Commentary: Donner Party tragedy – An obsession for many |

Commentary: Donner Party tragedy – An obsession for many

David C. Henley

It was in May of 1846 – 164 years ago this month – that 87 men, women and children left Independence, Mo., aboard nine covered wagons for California, which they believed was the promised land.

Known as the Donner Party, the travelers faced an endless nightmare of misadventures that included near-starvation, illness, endless quarrels among its members, confrontations with Indians, broken wagons and searing heat.

After reaching the Great Salt Lake in early September, 1846, the party traveled south through Utah, and following a time-consuming detour through near- impassable country that forced it to abandon several of their oxen and wagons, reached the Ruby Mountains south of present-day Elko.

From there, the immigrants continued westward by following the Humboldt River where they were harassed by Indians who killed and made off with horses and oxen.

Then it was on to the Humboldt Sink, and by Oct. 6 the travelers moved south through Pershing County (near present-day Lovelock) across the blazing, inhospitable Forty-Mile Desert and entered into what today is Churchill County about 33 miles north of Fallon.

The travelers rested here two days before moving westward and encountering the Carson River and passing through the vicinity where current-day Wadsworth is located.
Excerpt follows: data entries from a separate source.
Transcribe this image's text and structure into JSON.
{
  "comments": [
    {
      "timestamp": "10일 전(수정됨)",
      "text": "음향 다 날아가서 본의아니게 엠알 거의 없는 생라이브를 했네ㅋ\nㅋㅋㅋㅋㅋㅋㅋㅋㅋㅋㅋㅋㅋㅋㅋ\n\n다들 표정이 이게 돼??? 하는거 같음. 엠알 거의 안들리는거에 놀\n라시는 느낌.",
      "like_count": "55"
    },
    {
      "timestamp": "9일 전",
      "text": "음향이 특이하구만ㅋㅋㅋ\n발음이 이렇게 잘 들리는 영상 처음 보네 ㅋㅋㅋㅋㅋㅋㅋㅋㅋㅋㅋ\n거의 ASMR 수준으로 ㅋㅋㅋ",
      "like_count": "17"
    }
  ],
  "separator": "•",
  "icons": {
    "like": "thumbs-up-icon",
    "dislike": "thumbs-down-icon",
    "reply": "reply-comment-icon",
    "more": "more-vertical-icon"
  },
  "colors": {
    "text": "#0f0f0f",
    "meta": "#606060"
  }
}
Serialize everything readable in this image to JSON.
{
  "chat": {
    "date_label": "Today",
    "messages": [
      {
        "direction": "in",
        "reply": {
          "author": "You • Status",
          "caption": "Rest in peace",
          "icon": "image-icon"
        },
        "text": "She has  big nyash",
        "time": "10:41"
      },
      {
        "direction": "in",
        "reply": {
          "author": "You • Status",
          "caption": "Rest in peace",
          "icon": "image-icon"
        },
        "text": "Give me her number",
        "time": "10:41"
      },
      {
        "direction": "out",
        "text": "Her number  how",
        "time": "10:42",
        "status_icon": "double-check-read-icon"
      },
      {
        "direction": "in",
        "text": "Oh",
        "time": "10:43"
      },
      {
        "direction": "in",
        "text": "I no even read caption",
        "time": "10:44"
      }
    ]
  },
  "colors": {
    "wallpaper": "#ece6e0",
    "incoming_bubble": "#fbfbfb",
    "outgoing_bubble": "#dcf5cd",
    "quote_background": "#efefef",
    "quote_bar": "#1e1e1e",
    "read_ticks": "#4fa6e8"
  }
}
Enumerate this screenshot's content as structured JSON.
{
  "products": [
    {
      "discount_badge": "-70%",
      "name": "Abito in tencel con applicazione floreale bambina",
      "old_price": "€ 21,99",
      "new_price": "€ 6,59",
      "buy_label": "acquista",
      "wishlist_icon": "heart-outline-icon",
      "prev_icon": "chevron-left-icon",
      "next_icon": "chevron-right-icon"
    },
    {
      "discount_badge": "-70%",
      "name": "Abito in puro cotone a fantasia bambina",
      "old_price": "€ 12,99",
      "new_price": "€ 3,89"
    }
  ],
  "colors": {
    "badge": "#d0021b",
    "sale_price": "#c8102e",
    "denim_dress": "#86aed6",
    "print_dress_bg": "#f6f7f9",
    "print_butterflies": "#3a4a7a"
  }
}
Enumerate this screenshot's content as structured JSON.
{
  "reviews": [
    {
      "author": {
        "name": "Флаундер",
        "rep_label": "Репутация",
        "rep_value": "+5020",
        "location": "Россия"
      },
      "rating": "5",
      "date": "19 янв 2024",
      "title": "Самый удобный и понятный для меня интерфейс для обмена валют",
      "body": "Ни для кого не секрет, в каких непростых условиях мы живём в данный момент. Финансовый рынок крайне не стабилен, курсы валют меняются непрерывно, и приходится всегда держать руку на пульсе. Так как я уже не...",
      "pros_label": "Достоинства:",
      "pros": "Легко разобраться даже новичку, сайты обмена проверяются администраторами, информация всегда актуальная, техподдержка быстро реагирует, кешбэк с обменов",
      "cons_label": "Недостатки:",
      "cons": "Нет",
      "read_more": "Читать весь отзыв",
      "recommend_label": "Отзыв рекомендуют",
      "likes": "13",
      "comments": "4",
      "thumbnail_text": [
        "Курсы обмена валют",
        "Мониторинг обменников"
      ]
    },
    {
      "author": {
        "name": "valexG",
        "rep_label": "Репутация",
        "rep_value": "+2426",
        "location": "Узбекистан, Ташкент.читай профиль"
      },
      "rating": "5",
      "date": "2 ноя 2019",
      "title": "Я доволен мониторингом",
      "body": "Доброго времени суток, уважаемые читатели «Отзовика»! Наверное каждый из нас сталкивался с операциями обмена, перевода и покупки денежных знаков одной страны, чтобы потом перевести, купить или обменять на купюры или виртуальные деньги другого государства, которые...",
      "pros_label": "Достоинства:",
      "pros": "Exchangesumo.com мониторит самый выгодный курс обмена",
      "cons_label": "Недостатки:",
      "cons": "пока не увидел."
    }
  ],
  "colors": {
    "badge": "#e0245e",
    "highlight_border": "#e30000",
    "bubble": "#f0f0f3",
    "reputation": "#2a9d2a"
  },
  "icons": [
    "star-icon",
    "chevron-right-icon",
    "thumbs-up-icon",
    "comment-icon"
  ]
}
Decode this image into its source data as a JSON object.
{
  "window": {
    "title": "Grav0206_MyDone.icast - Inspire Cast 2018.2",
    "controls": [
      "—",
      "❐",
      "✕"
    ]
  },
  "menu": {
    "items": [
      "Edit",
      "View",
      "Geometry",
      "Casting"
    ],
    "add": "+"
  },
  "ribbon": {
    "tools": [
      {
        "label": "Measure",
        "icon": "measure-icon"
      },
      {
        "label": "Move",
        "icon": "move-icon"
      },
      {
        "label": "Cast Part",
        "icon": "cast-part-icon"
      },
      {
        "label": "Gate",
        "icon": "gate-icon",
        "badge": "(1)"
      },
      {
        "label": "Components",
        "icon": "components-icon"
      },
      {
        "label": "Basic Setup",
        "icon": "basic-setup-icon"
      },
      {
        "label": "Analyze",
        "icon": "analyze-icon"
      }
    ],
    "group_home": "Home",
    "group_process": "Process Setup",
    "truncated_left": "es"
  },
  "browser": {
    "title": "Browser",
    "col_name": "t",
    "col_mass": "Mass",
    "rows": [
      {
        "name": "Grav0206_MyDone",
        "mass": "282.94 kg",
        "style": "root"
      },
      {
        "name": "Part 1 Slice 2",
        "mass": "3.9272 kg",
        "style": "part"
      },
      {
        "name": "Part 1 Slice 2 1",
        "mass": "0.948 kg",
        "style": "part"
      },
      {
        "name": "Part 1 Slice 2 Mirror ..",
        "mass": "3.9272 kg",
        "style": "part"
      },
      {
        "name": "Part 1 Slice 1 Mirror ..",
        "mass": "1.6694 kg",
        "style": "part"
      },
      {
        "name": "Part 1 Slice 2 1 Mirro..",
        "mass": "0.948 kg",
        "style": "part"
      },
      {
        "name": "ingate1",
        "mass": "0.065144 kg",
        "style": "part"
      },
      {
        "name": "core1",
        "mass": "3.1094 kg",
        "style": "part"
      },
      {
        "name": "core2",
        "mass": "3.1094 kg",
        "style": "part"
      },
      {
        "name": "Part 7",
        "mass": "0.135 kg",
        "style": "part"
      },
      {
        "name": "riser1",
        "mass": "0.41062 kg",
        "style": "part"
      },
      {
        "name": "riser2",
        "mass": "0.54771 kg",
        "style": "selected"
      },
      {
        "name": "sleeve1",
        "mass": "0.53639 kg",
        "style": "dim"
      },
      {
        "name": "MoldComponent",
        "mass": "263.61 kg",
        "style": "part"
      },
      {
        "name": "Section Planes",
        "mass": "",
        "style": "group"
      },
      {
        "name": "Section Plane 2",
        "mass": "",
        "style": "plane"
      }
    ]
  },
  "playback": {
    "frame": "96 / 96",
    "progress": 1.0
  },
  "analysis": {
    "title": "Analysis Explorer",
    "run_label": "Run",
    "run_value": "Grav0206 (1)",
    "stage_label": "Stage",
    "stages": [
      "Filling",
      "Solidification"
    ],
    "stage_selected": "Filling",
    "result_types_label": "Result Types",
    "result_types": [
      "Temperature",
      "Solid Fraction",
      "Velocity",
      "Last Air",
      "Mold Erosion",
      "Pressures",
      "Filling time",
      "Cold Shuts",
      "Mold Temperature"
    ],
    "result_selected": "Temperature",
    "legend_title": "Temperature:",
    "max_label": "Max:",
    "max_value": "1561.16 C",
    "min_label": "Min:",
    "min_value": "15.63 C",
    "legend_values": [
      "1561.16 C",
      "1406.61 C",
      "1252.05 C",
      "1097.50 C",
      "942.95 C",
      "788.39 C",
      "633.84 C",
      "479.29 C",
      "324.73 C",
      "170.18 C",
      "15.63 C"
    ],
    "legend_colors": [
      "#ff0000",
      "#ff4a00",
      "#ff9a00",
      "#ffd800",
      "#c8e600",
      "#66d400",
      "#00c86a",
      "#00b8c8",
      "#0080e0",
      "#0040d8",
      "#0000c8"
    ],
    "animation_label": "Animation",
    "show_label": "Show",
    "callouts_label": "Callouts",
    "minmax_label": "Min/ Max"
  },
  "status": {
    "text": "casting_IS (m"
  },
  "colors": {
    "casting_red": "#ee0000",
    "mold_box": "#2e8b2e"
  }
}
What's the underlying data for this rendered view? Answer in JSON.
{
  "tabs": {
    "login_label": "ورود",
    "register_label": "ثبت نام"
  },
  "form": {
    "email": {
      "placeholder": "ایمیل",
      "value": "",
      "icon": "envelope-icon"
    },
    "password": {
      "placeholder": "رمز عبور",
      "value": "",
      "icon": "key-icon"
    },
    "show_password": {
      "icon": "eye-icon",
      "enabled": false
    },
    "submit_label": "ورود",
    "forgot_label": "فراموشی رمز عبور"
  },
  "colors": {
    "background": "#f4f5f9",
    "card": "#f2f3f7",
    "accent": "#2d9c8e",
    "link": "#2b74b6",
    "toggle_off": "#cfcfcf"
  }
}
Then they continued traveling west, reaching the Truckee Meadows, Verdi and, finally, into the Sierra where they became trapped in massive snows near present-day Truckee and Donner Lake.

There, exhausted, frozen, famished and huddled in rude cabins scattered throughout several encampments, many in the Donner group survived by eating the flesh of their dead companions.

Rescue parties reached the stranded travelers beginning in February 1847, nine months after they had set out from Missouri. By then, 48 were alive.

People the world over have been fascinated and even obsessed with the Donner saga and its cannibalistic element for the past 164 years. Countless newspaper and magazine articles, popular and scholarly books and diaries of the survivors have been published.

A handful of authors have questioned the extent of the cannibalism, and a few weeks ago a professor of anthropology at a North Carolina university made headlines when she claimed that research she conducted at one of the Donner campsites near Truckee indicated that there was no evidence there of cannibalism and, furthermore, cannibalism probably wasn’t practiced at the other sites as well.

A day later, following angry rebuttals from other anthropologists and archaeologists who have conducted lengthier and most extensive research at the Donner sites that they say proves cannibalism was in fact practiced, as well as the release of survivors’ diaries that describe the cannibalism, the North Carolina professor withdrew her initial findings.

The Donner Party saga will always be with us. It is a tale of unspeakable tragedy and horror that will live forever.

• David C. Henley is publisher emeritus of the Lahontan Valley News.